On February 25, 2020, a version of the Atlakim ceremony was danced on the European continent for the first time. Hereditary Chief Alan Hunt and 12 other members of the community traveled from Alert Bay, BC to Scotland to perform the dance, which came from Chief William Hawkins’ Box of Treasures, at the University of Edinburgh in conjunction with “Pine’s Eye”, an international group exhibition at Talbot Rice Gallery. This iteration of the dance featured 15 new masks carved by Alan Hunt, Cole Speck, and Aubrey Johnston Jr., which are being presented at the Seattle Art Fair this summer.
Thursday, July 21st, 6 PM – 9 PM
Public Fair Days
Friday, July 22nd, 12 PM – 8 PM
Saturday, July 23rd, 11 AM – 7 PM
Sunday, July 24th, 11 AM – 6 PM
Stills from the Atlakim ‘Dance of the Forest Spirits’ ceremony, St Cecilia’s Hall, 2020. Images courtesy Talbot Rice Gallery, The University of Edinburgh.

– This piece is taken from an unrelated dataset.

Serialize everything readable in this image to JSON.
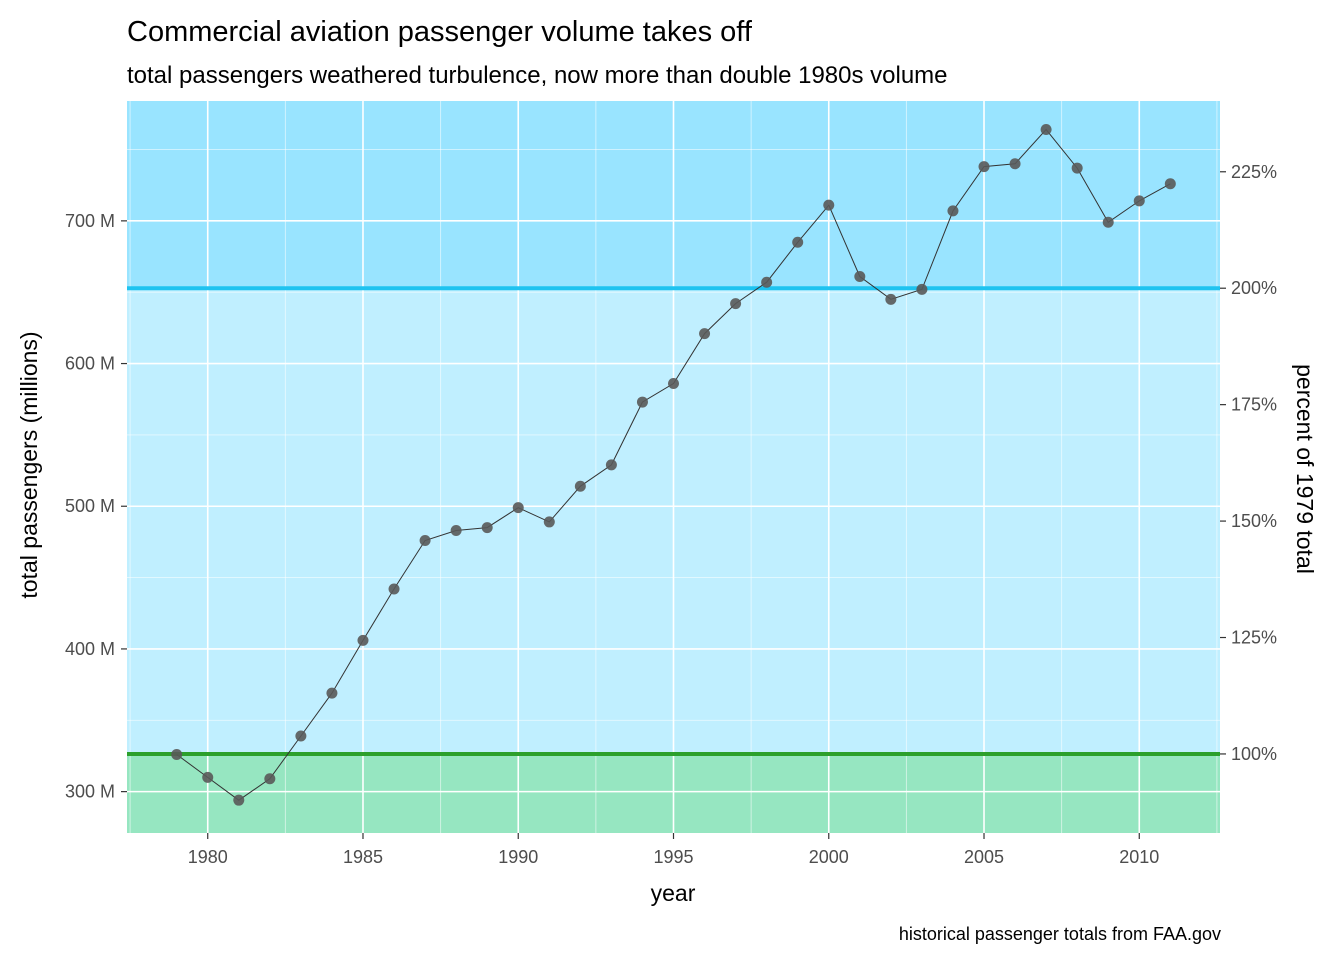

Alan Hunt (b. 1988) is of Kwakwaka’wakw and Tlingit ancestry and currently resides in Alert Bay, BC. Hunt received his chieftainship from his grandfather, Chief Alfred (Hutch) Hunt, in 2015. Hunt has also enjoyed the honour of being mentored by renowned carvers Wayne Alfred, Marcus Alfred, and Bruce Alfred. In 2013, Hunt began an apprenticeship under master carver Beau Dick, which lasted until his death in 2017. Hunt worked closely with Beau Dick during Dick’s Artist-in-Residency at the UBC Department of Art History, Visual Art and Theory in his studio in the Audain Art Centre. It was there that Hunt assisted Dick in the creation of his exhibition for Documenta 14 (2017), which took place in Athens, Greece and Kassel, Germany. In 2020, Hunt and 12 other members of the Alert Bay community traveled to Scotland to perform the Atlakim ceremony at the University of Edinburgh in conjunction with Pine’s Eye, an international group exhibition at Talbot Rice Gallery.

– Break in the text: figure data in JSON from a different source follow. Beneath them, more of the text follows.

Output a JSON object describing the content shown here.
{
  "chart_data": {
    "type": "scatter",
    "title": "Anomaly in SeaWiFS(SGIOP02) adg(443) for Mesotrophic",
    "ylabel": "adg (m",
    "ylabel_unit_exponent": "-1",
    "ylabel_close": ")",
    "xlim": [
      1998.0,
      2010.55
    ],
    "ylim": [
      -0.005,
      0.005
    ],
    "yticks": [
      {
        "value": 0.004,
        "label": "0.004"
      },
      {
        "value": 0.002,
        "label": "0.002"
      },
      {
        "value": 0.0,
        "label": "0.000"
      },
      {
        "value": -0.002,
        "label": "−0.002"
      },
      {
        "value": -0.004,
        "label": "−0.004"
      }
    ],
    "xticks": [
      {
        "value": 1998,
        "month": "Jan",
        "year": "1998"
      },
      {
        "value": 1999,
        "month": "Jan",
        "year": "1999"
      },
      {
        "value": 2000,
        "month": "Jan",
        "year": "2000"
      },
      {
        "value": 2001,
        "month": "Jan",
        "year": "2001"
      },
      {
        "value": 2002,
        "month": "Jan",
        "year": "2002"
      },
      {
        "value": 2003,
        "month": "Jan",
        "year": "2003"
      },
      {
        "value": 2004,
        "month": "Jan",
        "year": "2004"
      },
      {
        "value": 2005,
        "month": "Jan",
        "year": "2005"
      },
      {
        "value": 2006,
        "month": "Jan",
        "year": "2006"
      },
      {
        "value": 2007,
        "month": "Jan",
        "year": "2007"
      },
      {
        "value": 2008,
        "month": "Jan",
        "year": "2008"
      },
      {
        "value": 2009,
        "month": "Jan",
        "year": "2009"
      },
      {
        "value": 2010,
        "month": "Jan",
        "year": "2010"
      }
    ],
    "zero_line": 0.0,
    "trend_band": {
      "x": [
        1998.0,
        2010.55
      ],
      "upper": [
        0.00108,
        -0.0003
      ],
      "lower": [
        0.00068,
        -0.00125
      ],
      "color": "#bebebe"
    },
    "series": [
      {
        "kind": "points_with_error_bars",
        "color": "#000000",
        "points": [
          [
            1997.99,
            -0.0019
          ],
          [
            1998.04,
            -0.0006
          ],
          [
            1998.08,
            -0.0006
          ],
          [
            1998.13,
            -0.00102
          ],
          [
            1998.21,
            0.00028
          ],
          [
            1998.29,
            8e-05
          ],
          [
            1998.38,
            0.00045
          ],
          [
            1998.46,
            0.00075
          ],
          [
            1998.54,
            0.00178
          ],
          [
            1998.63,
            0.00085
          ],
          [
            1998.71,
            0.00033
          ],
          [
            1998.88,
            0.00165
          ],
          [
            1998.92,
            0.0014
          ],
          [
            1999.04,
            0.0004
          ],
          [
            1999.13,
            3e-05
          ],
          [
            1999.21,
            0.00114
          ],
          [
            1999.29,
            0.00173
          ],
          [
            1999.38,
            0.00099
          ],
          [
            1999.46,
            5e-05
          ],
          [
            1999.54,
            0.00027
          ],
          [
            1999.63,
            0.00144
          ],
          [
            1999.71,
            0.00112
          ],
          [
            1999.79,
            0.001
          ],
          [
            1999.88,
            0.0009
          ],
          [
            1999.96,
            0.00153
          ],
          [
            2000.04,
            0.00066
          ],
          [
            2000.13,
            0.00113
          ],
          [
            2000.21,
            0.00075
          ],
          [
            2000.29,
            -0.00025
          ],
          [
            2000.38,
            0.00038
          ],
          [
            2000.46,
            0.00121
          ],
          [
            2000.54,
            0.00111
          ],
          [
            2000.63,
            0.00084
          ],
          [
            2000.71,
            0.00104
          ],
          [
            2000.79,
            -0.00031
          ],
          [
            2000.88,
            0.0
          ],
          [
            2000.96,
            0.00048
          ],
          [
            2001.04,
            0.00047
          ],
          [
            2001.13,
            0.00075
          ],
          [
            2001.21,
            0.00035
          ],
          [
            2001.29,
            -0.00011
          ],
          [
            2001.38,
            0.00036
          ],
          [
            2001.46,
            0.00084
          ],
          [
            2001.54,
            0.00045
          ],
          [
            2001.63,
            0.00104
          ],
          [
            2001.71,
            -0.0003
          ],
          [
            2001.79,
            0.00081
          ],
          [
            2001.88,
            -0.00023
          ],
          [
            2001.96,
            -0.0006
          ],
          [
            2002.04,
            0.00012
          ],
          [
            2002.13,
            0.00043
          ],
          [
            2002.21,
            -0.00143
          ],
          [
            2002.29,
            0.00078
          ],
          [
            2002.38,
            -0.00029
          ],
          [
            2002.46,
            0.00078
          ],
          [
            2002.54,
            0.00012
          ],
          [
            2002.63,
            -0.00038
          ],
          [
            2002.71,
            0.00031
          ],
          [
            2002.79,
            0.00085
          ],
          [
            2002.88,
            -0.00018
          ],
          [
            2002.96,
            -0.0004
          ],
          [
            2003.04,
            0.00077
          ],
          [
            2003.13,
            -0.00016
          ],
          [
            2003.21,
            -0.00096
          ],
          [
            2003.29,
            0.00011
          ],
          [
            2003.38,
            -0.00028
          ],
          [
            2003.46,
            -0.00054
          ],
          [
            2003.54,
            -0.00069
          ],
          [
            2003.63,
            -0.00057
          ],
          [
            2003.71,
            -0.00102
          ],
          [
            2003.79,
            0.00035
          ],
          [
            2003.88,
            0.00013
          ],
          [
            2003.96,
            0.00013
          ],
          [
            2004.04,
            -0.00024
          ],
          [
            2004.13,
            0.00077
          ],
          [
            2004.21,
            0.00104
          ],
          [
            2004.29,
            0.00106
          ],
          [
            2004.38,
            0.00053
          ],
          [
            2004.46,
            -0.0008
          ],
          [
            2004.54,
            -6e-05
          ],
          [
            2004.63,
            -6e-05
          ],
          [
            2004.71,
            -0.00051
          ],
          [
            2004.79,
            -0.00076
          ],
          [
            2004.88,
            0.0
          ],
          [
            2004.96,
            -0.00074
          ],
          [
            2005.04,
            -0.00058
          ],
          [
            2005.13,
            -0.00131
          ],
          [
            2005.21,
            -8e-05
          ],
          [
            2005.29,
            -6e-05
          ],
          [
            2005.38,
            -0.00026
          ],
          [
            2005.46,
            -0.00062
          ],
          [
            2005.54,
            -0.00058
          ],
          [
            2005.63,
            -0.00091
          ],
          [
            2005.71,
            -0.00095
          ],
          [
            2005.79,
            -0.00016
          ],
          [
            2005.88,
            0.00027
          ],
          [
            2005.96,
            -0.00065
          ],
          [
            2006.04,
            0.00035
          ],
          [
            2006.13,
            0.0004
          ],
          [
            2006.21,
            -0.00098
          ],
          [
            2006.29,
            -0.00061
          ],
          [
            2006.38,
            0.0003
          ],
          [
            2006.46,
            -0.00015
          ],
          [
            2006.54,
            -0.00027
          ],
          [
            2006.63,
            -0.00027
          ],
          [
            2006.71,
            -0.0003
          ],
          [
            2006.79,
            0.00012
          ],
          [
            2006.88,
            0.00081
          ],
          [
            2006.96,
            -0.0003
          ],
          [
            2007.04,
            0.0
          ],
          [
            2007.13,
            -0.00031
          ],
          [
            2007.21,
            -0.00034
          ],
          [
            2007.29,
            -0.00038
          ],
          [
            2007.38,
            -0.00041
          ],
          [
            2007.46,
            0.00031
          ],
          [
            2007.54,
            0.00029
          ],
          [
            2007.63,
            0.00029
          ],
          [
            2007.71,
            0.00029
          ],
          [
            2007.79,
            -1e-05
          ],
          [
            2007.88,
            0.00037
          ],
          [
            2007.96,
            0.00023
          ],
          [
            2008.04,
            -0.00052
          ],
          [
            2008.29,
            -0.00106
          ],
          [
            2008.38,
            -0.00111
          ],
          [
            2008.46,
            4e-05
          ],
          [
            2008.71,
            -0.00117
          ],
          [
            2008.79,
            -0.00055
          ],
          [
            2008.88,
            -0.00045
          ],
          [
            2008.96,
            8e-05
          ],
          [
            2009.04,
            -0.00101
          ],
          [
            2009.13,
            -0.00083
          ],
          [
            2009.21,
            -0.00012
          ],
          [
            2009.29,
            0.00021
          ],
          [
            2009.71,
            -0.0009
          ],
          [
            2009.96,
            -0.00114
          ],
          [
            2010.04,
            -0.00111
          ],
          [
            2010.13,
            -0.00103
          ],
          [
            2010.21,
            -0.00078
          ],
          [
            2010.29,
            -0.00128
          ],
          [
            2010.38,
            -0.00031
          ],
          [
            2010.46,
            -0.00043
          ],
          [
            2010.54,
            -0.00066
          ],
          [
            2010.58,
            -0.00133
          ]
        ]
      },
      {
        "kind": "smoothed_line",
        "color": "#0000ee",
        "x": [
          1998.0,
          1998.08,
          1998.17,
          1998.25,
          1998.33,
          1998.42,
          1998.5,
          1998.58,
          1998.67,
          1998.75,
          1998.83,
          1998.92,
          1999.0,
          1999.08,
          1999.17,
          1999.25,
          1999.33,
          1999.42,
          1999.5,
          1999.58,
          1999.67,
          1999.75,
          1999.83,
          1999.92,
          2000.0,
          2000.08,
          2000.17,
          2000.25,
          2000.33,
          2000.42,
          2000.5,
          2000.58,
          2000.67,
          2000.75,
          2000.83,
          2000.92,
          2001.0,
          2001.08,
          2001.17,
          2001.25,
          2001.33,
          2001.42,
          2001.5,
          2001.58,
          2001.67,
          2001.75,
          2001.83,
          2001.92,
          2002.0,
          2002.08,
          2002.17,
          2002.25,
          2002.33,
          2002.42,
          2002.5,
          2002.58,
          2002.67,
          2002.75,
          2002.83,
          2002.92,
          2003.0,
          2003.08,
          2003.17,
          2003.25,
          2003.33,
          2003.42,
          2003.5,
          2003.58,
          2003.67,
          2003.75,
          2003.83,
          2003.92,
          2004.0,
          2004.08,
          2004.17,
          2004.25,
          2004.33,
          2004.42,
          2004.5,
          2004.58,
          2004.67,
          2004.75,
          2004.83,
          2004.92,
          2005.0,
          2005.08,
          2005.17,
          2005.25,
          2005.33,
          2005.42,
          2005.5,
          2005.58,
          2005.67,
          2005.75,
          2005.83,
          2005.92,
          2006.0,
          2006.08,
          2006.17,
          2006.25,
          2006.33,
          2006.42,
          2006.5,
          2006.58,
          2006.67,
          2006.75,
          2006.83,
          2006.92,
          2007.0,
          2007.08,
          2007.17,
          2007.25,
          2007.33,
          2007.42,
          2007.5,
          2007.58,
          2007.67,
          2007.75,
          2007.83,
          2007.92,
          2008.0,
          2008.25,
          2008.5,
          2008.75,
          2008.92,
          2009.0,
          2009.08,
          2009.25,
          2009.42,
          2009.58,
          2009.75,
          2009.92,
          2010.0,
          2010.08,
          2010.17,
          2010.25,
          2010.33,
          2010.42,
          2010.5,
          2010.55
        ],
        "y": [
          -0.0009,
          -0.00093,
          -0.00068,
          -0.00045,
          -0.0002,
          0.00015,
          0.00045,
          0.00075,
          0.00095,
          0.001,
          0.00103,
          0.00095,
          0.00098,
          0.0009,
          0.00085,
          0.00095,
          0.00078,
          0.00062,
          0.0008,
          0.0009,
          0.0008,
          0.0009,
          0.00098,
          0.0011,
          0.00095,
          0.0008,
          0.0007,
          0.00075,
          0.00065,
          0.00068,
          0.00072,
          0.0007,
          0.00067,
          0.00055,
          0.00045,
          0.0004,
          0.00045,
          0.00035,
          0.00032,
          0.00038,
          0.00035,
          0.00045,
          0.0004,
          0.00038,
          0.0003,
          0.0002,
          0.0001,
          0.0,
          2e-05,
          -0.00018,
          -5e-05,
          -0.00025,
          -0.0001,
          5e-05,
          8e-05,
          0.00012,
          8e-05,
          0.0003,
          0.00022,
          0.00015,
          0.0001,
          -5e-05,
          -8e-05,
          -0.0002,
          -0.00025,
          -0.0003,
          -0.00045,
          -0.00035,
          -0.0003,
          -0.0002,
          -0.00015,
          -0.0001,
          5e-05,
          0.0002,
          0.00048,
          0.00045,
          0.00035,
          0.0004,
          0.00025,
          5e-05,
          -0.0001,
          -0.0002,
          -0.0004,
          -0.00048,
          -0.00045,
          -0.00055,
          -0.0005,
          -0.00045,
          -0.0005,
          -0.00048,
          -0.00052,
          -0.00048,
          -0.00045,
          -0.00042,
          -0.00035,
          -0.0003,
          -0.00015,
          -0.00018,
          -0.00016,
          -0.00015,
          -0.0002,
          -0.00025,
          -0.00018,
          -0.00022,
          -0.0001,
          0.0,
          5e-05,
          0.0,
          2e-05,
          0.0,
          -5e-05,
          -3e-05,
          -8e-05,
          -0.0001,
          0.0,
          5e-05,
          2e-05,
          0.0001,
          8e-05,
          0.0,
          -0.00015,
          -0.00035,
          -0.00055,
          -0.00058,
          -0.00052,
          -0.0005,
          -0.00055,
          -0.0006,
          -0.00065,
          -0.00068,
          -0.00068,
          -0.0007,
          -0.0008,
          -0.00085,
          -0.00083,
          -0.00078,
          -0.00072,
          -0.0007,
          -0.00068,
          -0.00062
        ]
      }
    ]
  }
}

Cole Speck (b. 1991) was raised on the Namgis reserve on Alert Bay, BC. Speck comes from a strong cultural and artistic heritage. His great grandfather was the late Chief John Speck of the Tlowitsis, father of the late Henry Speck Sr. Cole is also the great grandson of the late Harry Hanuse of Mamalalaka. As an apprentice of the late master carver Beau Dick, Speck continues to promote Kwakwaka’wakw culture through his practice and the knowledge gained from his mentor. In 2010/11, Speck assisted in the making of the Pat Alfred Memorial pole, and in 2012, he was selected by Rande Cook to apprentice on a totem pole that was later installed in Holland as part of a Northwest Coast exhibit. He participated in “RezErect” at the Bill Reid Gallery in 2013, and in 2014 he took part in “Claiming Space” at UBC’s Museum of Anthropology. In 2017, Speck performed and contextualized works on behalf of Beau Dick at Documenta 14. His works were exhibited at the Aspen Art Museum in 2020 for Winterfest: An Exhibition of Arts and Crafts. In 2022 his work was included in the 6th edition of the Contemporary Native Art Biennial (BACA) in Montreal, QC.
Aubrey Johnston Jr. was born in Alert Bay, BC and is from the Haida, ’Namgis, and Ma’amtagila Nations. He is a descendant of the Alfred, Wadhams, Wallace, and Simeon families and can trace his ancestry to the Haida through his paternal great-grandmother. Johnston was mentored by many master carvers over the years, including his father, Aubrey Johnston Sr., Beau Dick, Wayne Alfred, and Morris Johnny. He has been carving since 2009 and assisted in the creation of the Guardian Poles for the U’mista Cultural Centre, as well as several of the Awak’wis for the ’Namgis First Nation.